New technology has allowed scientists to create the most comprehensive map of B-cell development to date, according to a paper published in Cell.

The team combined emerging technologies for studying single cells with an advanced computational algorithm to map human B-cell development.

They believe their approach could improve researchers’ ability to investigate development in all cells and make it possible to identify rare aberrations that lead to disease.

“There are so many diseases that result from malfunctions in the molecular programs that control the development of our cell repertoire and so many rare, yet important, regulatory cell types that we have yet to discover,” said study author Dana Pe’er, PhD, of Columbia University in New York.

“We can only truly understand what goes wrong in these diseases if we have a complete map of the progression in normal development.”

Combining technologies

Dr Pe’er and her colleagues used mass cytology to observe cells in a bone marrow sample.

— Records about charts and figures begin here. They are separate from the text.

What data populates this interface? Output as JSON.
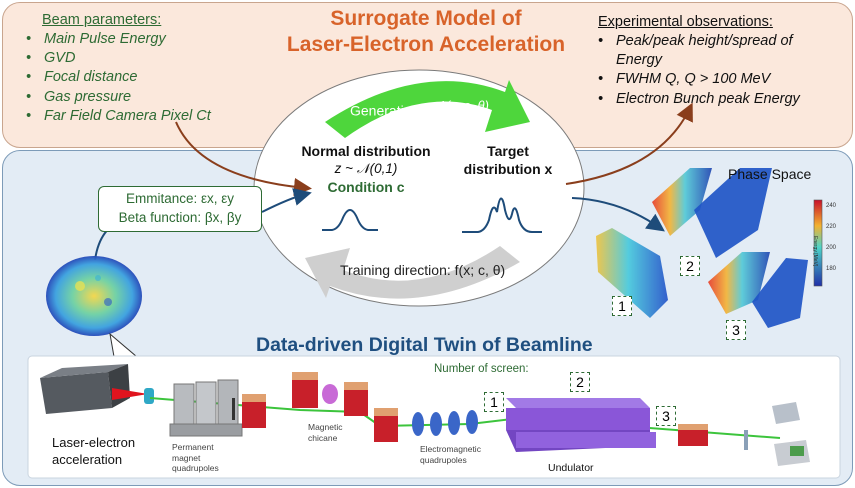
{
  "surrogate": {
    "title_line1": "Surrogate Model of",
    "title_line2": "Laser-Electron Acceleration",
    "title_color": "#d8632a"
  },
  "beam_params": {
    "heading": "Beam parameters:",
    "items": [
      "Main Pulse Energy",
      "GVD",
      "Focal distance",
      "Gas pressure",
      "Far Field Camera Pixel Ct"
    ]
  },
  "observations": {
    "heading": "Experimental observations:",
    "items": [
      "Peak/peak height/spread of Energy",
      "FWHM Q, Q > 100 MeV",
      "Electron Bunch peak Energy"
    ]
  },
  "center": {
    "generation": "Generation: f",
    "generation_math": "−1(z; c, θ)",
    "training": "Training direction: f(x; c, θ)",
    "normal_title": "Normal distribution",
    "normal_math": "z ~ 𝒩(0,1)",
    "condition": "Condition c",
    "target_title": "Target",
    "target_sub": "distribution x"
  },
  "emittance": {
    "line1": "Emmitance: εx, εy",
    "line2": "Beta function: βx, βy"
  },
  "phase_space": {
    "label": "Phase Space",
    "screens": [
      "1",
      "2",
      "3"
    ],
    "colorbar_ticks": [
      "240",
      "220",
      "200",
      "180"
    ],
    "colorbar_label": "Energy [MeV]"
  },
  "twin": {
    "title": "Data-driven Digital Twin of Beamline",
    "title_color": "#1f4f80",
    "screens_label": "Number of screen:",
    "screen_numbers": [
      "1",
      "2",
      "3"
    ],
    "acceleration": "Laser-electron acceleration",
    "permanent": "Permanent magnet quadrupoles",
    "chicane": "Magnetic chicane",
    "electromagnetic": "Electromagnetic quadrupoles",
    "undulator": "Undulator"
  },
  "colors": {
    "top_panel": "#fbe8dc",
    "bottom_panel": "#e3ecf5",
    "text_green": "#2e6b34",
    "arrow_green": "#4ed63c",
    "arrow_gray": "#cfcfcf",
    "arrow_brown": "#8a3e1c",
    "arrow_blue": "#1e4c7a",
    "undulator": "#8a56d8"
  }
}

In a single experiment, mass cytology can measure 44 molecular markers simultaneously in millions of individual cells. This provides data that can be used to compare, categorize, and order cells, as well as identify the molecular systems responsible for development.

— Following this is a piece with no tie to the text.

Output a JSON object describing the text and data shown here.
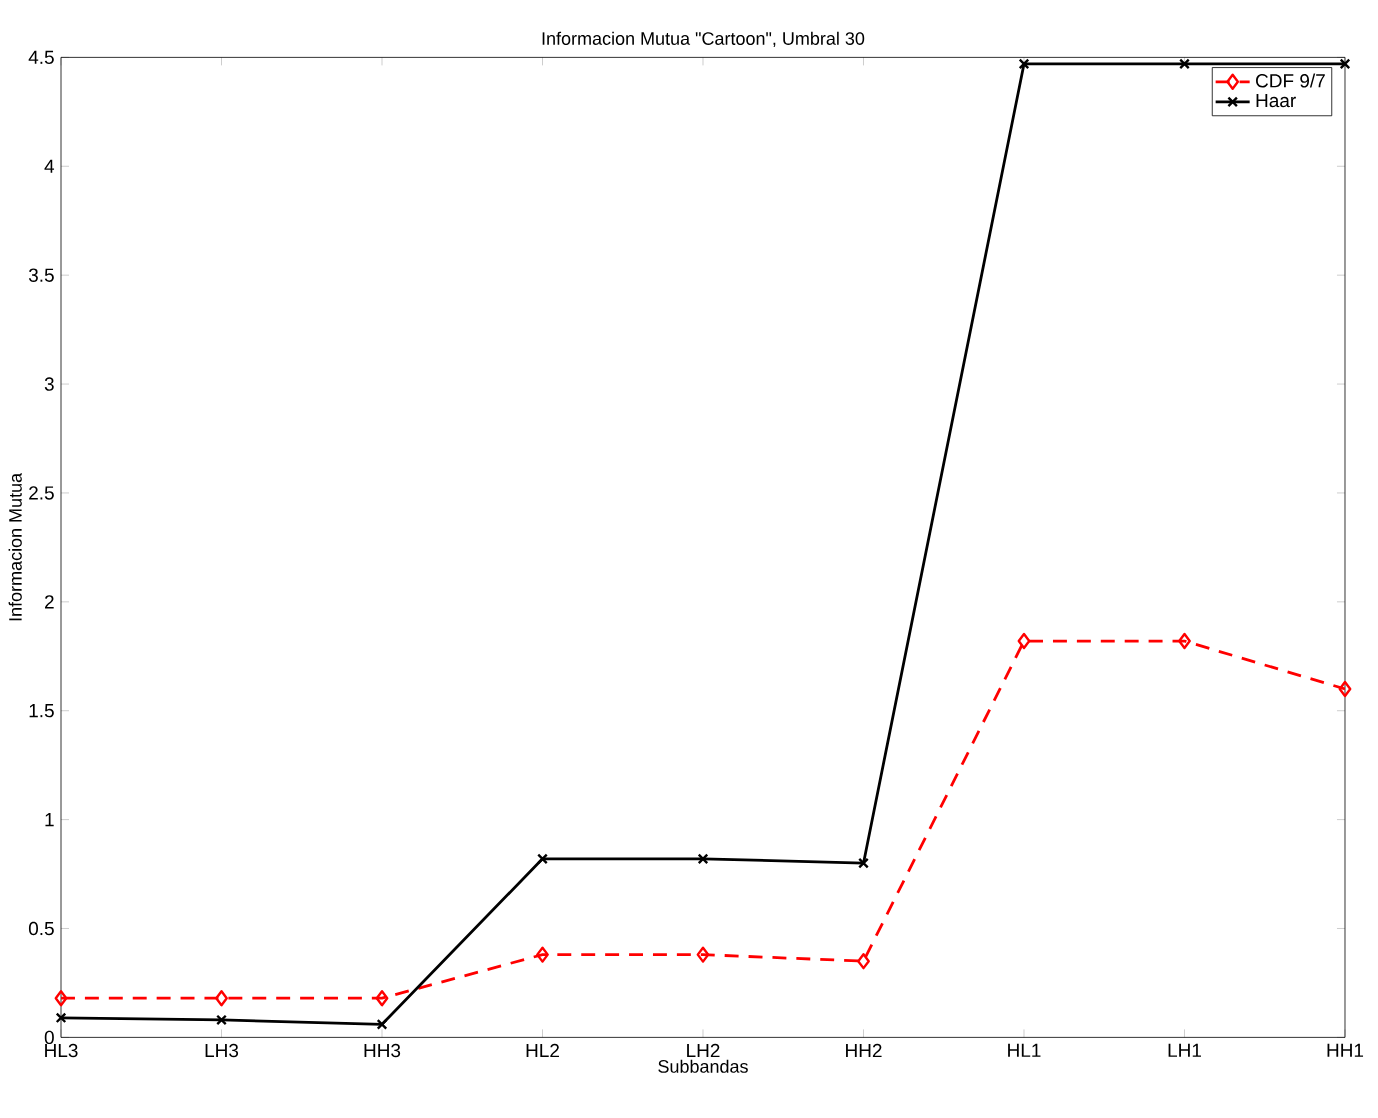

Taking advantage of this data required the researchers to develop new mathematical and computational methods for interpreting it. Just as one can represent a physical object in 3 dimensions, the Pe’er lab’s approach involved thinking of the 44 measurements as a 44-dimensional geometric object.

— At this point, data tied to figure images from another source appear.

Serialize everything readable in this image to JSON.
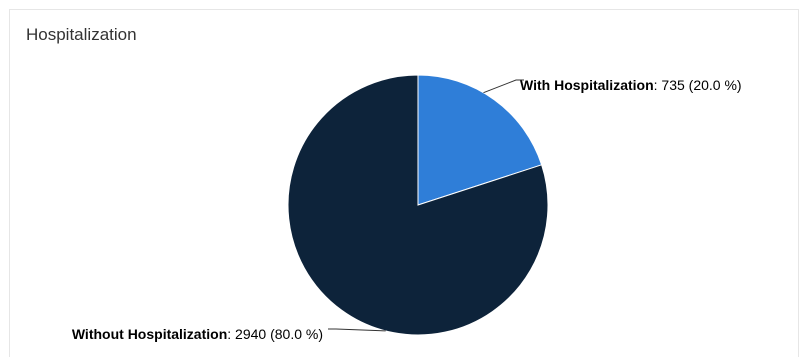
{
  "panel": {
    "title": "Hospitalization"
  },
  "chart_data": {
    "type": "pie",
    "title": "Hospitalization",
    "slices": [
      {
        "name": "With Hospitalization",
        "value": 735,
        "percent": "20.0 %",
        "value_text": ": 735 (20.0 %)",
        "color": "#2f7ed8"
      },
      {
        "name": "Without Hospitalization",
        "value": 2940,
        "percent": "80.0 %",
        "value_text": ": 2940 (80.0 %)",
        "color": "#0d233a"
      }
    ],
    "legend": "none",
    "data_labels": "outside-with-connectors"
  }
}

So they created a new computational algorithm called Wanderlust, which uses mathematical concepts from a field called graph theory to reduce this high-dimensional data into a simple form that is easier to interpret. Wanderlust converts the developmental marker measurements in each cell into a single, 1-dimensional value that corresponds to the cell’s place within the chronology of development.

“Our body has trillions of cells of countless different types, each type bearing different molecular features and behavior,” Dr Pe’er noted. “This complexity expands from a single cell in a carefully regulated process called development.”

“This regulation creates patterns and shapes in the high-dimensional data we measure. By using Wanderlust to analyze these data, we can find the pattern and trace the trajectory that cellular development follows.”

Mapping B-cell development

To test their approach, the researchers studied development in human B cells. The team used mass cytometry to profile 44 markers in a cohort of approximately 200,000 healthy immune cells that were gathered from a single bone marrow sample.

In each cell, they measured surface markers that help identify cell type, as well as markers inside the cell that can reveal what the cell is doing, including markers for signaling, the cell cycle, apoptosis, and genome rearrangement.

Using Wanderlust to analyze the high-dimensional data provided by mass cytometry, the researchers accurately ordered the entire trajectory of 200,000 cells according to their developmental chronology. Wanderlust captured and correctly ordered all of the primary molecular landmarks known to be present in human B-cell development.

The algorithm also pinpointed a number of previously unknown regulatory signaling checkpoints that are required for human B-cell development, as well as uncharacterized subtypes of B-cell progenitors that correspond to developmental stages.

The researchers identified rare, previously unknown signaling events involving STAT5 that occurred in just 7 out of 10,000 cells. The team found that disrupting these signaling events using kinase inhibitors fully stalled the development of B cells.

Identifying and characterizing the regulatory checkpoints that control and monitor cell fate can have many practical applications, the researchers said, including the development of new diagnostics and therapeutics.

Furthermore, the team’s mapping process can be applied to any type of cell. They believe their method offers the possibility of studying normal development as well as the processes responsible for any kind of developmental disease.

“This current project is a landmark, both in the study of development and in single-cell research, and has completely changed the way I think about science,” Dr Pe’er said. “A fire has been lit, and these findings are just the tip of the iceberg of what is now possible.”